Mr. Speaker, when we look at the frequency and the situation of the disease, we must consider not only where we are but also where we have come from and where our strategy to reduce the frequency of this disease should take us.
In the 1930s we were faced with death rates, not incidence rates but death rates, of 700 per 100,000 population among Canadian Indians.
An extensive program to discover and treat active cases of TB was begun in 1938. In the late 1940s the necessary funding and expertise were provided, new sanitoria and nursing stations were built and aggressive case finding, extensive vaccination and new treatment regimes were begun.
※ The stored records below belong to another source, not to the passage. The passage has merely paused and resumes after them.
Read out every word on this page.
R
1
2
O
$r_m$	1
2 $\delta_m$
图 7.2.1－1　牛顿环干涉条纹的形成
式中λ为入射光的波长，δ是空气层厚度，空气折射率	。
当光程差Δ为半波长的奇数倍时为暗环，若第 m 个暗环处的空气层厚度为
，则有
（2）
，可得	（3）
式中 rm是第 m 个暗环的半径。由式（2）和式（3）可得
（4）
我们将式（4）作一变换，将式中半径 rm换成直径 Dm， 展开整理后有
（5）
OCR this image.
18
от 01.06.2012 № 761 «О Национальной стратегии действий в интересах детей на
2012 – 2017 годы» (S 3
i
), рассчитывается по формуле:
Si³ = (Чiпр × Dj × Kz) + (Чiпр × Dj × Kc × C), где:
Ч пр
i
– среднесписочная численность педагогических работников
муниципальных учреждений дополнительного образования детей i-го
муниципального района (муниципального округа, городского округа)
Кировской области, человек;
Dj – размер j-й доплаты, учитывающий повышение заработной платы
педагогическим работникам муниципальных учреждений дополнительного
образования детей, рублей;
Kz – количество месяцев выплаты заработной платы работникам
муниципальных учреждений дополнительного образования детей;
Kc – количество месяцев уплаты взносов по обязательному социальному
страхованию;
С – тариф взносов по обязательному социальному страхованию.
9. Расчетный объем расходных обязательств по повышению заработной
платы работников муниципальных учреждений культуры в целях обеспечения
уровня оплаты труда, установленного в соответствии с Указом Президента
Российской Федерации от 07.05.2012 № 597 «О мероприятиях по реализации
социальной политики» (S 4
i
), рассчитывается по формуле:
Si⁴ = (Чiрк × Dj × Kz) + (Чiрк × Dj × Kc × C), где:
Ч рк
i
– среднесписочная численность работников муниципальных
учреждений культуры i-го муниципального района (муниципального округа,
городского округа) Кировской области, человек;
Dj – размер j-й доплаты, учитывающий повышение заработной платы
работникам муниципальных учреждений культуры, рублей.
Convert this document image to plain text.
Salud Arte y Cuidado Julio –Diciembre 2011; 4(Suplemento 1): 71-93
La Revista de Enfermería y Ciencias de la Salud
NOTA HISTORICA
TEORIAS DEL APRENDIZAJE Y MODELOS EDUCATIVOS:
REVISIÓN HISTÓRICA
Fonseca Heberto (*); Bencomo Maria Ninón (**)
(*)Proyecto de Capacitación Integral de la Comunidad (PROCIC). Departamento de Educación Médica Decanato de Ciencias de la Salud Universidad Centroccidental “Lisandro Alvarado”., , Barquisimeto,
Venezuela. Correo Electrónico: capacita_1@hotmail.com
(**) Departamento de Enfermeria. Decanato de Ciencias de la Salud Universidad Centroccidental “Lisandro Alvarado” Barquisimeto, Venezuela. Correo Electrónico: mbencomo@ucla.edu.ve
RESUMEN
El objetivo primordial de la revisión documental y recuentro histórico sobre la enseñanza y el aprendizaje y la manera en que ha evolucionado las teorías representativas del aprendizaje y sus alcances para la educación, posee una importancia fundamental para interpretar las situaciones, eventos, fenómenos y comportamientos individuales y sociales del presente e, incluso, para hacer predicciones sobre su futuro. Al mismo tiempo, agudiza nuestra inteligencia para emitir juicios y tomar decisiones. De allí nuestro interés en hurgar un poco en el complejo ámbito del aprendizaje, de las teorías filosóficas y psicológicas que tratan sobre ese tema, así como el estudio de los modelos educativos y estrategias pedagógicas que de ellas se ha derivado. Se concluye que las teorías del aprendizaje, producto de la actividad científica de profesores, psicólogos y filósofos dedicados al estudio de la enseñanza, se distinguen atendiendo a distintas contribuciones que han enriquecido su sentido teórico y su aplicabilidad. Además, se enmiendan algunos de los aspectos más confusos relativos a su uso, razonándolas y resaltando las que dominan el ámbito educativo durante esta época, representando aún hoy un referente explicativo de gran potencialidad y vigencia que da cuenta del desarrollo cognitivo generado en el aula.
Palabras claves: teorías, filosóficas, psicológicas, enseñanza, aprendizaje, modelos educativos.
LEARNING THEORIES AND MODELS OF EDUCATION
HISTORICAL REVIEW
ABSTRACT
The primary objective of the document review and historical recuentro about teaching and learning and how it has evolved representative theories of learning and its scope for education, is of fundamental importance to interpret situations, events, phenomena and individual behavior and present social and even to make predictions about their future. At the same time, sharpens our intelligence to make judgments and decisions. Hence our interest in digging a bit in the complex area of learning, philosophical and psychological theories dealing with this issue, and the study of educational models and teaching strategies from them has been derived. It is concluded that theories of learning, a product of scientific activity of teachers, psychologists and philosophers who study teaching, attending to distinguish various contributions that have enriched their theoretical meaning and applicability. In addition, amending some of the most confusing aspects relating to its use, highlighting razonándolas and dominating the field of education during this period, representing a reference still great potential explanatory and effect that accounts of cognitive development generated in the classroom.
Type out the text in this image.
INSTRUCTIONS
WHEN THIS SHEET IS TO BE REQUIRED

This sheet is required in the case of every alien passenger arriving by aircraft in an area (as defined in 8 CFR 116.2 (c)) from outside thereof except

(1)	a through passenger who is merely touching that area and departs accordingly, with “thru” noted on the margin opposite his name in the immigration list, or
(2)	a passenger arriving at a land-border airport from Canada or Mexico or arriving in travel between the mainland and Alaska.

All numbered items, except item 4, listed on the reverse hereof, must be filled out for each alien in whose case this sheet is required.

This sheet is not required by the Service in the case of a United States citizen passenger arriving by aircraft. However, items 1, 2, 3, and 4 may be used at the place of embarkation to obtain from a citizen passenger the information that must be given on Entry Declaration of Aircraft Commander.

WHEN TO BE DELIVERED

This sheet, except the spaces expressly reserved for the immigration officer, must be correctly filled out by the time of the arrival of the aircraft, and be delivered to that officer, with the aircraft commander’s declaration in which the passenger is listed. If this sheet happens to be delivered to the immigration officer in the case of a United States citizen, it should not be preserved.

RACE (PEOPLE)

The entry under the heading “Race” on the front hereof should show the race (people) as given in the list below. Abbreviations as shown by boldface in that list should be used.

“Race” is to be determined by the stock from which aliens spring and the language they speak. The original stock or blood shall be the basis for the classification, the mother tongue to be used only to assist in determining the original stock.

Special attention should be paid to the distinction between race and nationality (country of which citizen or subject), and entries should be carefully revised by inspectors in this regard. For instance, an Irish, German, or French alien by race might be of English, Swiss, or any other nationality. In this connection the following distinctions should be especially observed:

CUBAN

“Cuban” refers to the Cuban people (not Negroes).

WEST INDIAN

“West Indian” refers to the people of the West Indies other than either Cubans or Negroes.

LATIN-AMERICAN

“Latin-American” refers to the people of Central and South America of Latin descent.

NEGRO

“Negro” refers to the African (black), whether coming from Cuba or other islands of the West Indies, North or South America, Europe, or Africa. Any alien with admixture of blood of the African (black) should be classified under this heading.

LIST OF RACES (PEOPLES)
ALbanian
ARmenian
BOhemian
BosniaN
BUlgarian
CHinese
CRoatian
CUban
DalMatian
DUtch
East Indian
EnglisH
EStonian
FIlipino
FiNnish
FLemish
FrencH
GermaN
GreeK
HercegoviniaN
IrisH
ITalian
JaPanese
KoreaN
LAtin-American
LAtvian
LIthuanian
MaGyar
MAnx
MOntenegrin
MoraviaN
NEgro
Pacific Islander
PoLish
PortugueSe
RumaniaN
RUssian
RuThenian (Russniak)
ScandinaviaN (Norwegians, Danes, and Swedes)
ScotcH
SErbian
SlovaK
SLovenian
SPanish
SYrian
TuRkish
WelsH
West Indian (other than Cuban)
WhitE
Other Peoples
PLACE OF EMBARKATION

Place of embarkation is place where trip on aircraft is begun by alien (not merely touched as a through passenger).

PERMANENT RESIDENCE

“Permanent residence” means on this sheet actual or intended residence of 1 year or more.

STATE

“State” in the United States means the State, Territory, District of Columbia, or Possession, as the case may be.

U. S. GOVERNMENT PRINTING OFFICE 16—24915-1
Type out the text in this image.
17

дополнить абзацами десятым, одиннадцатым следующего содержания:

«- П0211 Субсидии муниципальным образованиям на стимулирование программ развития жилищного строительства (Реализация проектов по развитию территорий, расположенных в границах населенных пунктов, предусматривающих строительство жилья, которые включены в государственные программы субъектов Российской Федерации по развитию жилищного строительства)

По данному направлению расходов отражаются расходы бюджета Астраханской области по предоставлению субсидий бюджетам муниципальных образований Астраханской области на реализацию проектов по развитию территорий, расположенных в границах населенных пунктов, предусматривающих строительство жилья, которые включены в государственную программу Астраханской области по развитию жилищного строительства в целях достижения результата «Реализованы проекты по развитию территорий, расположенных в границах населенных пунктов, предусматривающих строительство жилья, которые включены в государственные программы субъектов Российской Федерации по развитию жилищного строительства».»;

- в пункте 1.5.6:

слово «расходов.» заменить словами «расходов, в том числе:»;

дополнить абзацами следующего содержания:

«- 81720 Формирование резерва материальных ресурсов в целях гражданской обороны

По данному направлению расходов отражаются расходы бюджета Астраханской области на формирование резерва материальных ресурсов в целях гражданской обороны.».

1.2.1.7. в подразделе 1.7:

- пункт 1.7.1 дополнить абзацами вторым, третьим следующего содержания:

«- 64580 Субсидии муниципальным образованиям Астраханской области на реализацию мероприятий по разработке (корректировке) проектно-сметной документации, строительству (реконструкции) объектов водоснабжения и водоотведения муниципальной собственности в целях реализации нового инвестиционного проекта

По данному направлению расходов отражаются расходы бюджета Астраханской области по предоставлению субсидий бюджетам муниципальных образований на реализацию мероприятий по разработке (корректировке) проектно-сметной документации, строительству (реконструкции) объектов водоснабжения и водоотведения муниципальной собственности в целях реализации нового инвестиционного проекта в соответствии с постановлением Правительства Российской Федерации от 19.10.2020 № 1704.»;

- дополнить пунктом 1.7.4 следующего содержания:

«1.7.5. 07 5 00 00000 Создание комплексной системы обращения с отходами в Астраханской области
These early efforts bore fruit and today the mortality rate is almost negligible while the incidence of TB has been dramatically reduced. In 1992 the rate was 60 per 100,000 population using official population figures for the First Nations communities.
The reason we were allocating additional funds to implement a national strategy for the elimination of aboriginal tuberculosis was because the decrease in rates had stalled. There remains a number of active TB cases in older people who continue to harbour tuberculosis and who become infectious as they get older and suffer from other diseases and debilitating conditions.
The government has been spending $1 million per year to address this problem and has allocated an additional $2.8 million over the next three years.
While the spread of TB to other people is facilitated by overcrowding and other personal and environmental conditions, the main way to eliminate the disease from the population is to find active cases at an early stage and treat them before the bacterium is spread to contacts, particularly young children who are especially susceptible.
The strategy which this department in partnership with First Nations communities is putting in place aims to reduce the incidence of TB to less than 20 per 100,000 by the year 2000 and to eliminate the disease by the year 2010.